1. ## Stuck on Trigonometric Integral

I can get to a point in the problem where I have the integral of sine squared over cosine cubed dx, But I'm not even sure if getting to that point is correct. Any help would be much appreciated and if someone could please show the steps that would just be AWESOME! Thank you.

2. Just a hint:

$\int\;\sec^{3}(x)\;dx\;=\;$

$\int\;\sec(x)*\sec^{2}(x)\;dx\;=\;$

$\int\;\sec(x)\;d(\tan(x))\;=\;\sec(x)*\tan(x)\;-\;\int\;\sec(x)*\tan^{2}(x)\;dx$

Now what? Or did we actually get anywhere?

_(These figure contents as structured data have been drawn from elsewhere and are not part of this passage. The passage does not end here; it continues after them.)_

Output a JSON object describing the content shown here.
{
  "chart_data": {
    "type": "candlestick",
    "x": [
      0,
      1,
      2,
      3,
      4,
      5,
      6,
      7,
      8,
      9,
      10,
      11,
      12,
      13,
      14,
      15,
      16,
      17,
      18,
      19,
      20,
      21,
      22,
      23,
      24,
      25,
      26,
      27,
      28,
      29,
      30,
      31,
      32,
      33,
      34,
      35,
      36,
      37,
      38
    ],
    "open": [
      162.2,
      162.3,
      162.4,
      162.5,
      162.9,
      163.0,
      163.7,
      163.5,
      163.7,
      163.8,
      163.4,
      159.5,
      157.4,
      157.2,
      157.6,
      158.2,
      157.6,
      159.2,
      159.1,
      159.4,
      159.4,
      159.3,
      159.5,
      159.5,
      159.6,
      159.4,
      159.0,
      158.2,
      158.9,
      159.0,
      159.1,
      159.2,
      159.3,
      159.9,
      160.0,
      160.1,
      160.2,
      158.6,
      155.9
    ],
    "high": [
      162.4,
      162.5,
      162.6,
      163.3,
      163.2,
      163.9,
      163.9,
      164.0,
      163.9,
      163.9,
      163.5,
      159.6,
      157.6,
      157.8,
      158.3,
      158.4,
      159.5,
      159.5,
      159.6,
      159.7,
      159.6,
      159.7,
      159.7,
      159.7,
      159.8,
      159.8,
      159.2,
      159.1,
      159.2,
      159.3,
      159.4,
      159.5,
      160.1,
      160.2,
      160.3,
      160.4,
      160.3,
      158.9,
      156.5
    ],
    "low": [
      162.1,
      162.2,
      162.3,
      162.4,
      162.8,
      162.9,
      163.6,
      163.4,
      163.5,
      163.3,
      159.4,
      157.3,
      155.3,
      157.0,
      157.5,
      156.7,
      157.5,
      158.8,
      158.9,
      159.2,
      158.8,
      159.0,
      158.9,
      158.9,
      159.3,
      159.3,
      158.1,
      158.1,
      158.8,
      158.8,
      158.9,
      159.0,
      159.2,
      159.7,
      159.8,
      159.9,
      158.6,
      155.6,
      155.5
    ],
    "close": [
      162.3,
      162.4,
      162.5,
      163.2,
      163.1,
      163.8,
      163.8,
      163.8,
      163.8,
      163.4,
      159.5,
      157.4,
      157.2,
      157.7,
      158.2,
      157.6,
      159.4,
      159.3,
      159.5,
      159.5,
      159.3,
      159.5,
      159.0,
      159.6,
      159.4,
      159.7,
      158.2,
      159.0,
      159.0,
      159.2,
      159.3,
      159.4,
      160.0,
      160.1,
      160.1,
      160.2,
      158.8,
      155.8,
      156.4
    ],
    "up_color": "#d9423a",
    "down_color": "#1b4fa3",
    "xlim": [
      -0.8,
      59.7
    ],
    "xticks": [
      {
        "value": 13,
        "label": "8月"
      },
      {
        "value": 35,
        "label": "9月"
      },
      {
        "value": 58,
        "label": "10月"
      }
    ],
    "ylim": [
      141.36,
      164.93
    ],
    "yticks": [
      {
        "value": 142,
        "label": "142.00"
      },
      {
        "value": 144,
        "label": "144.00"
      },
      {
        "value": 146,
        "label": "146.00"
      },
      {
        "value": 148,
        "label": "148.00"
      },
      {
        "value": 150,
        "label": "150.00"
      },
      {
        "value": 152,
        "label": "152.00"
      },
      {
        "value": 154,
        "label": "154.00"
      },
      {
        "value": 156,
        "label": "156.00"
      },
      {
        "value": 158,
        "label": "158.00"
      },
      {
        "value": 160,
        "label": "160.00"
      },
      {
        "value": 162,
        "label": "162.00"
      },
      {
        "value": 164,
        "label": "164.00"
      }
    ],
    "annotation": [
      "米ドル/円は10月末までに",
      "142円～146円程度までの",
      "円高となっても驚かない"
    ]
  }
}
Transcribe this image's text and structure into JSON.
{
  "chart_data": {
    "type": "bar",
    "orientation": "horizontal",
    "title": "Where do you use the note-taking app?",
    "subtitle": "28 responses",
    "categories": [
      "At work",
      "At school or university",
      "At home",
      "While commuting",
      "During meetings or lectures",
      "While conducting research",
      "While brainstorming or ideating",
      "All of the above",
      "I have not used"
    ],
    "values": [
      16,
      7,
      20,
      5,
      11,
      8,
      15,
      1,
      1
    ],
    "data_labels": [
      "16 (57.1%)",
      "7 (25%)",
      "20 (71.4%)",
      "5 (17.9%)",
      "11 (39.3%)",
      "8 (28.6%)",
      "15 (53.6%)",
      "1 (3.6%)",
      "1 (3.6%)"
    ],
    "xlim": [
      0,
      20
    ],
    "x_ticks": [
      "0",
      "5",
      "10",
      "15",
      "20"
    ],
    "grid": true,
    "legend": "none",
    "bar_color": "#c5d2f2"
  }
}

3. This is as far as I have gotten on my own. I tried break up the tan squared and that just seemed to make a bigger mess.

4. Use the general reduction formula:

$\int sec^{n}(x)dx=\frac{sec^{n-2}(x)tan(x)}{n-1}+\frac{n-2}{n-1}\int sec^{n-2}(x)dx$

If you must reinvent the wheel, try using parts. That is how the above formula is derived.

$u=sec(x), \;\ dv=sec^{2}(x)dx, \;\ v=\int sec^{2}(x)dx=tan(x), \;\ du=sec(x)tan(x)dx$

$\int sec^{3}(x)dx = sec(x)tan(x)-\int sec(x)tan^{2}(x)dx$

$=sec(x)tan(x)-\int sec(x)(sec^{2}(x)-1)dx$

$=sec(x)tan(x)-\int sec^{3}(x)dx+\int sec(x)dx$

Now, add $\int sec^{3}(x)dx$ to both sides and finish.